History

Netherlands
- Name: Thetis
- Namesake: Thetis
- Operator: Royal Netherlands Navy
- Builder: Koninklijke Maatschappij De Schelde, Vlissingen
- Laid down: 12 October 1982
- Launched: 27 January 1983
- Commissioned: 14 March 1985
- Out of service: 2017
- Fate: Scrapped in 2022

General characteristics
- Type: Accommodation ship
- Displacement: 800 t (790 long tons)
- Length: 68 m (223 ft 1 in)
- Beam: 12 m (39 ft 4 in)
- Notes: There was room aboard to accommodate 126 persons

= HNLMS Thetis =

HNLMS Thetis (A887) was a accommodation ship of the Royal Netherlands Navy. It was used as a diving and disassembly school.

== Construction ==
Thetis was built at the Koninklijke Maatschappij De Schelde (KMS) between 1982 and 1985. The Dutch government awarded KMS the order to build the ship because the company had at the time overcapacity and therefore needed orders to prevent layoffs.

== Service history ==
In 1990 Thetis was used to provide further training to 25 doctors from 13 different countries. These doctors learned during the course how to provide help underwater. At the same time the Royal Netherlands Navy also offered to train divers of the Dutch fire departments how to handle during underwater accidents.
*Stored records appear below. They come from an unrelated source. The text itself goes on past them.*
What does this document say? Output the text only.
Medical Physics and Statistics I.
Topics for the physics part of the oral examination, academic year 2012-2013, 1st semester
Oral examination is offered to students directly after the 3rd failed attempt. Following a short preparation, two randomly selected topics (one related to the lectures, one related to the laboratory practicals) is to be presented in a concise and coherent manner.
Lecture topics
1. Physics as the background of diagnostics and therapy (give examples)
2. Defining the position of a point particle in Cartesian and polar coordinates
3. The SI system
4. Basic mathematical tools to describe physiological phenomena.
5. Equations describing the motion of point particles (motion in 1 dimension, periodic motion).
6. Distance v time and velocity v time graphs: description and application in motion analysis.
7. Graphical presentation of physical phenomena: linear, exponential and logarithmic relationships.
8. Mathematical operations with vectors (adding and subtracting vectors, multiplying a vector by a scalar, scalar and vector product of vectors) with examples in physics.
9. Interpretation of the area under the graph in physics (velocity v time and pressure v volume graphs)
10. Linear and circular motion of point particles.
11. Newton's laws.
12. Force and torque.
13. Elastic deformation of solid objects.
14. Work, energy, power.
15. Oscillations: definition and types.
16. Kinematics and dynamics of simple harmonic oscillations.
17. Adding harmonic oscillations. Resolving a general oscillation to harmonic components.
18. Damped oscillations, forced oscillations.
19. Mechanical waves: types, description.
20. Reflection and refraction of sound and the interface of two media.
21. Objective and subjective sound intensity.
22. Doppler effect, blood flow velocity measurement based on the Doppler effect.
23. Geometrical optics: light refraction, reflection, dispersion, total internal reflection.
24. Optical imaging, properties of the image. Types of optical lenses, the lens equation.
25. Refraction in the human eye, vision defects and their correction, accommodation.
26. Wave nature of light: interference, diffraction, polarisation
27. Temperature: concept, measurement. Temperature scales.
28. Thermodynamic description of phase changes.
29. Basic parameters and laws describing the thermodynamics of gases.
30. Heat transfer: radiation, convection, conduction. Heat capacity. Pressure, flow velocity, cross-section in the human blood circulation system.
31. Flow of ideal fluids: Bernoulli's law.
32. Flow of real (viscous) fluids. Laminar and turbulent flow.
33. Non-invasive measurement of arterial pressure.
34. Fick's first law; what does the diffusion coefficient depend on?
In December 2021 Thesis was removed from Nieuwe Haven Naval Base, after being rejected in 2017. The following year it was decided that the ship would be scrapped. Thetis will be replaced by a floating platform consisting of two pontoons, which will be named Thesis II. However, before the floating platform can moor at the intended place in the Nieuwe Haven Naval Base it will first be brought to the right depth. In December 2025 it was reported that two floating platforms will be built instead, with one platform being named Uhlenbeck and the other Thetis.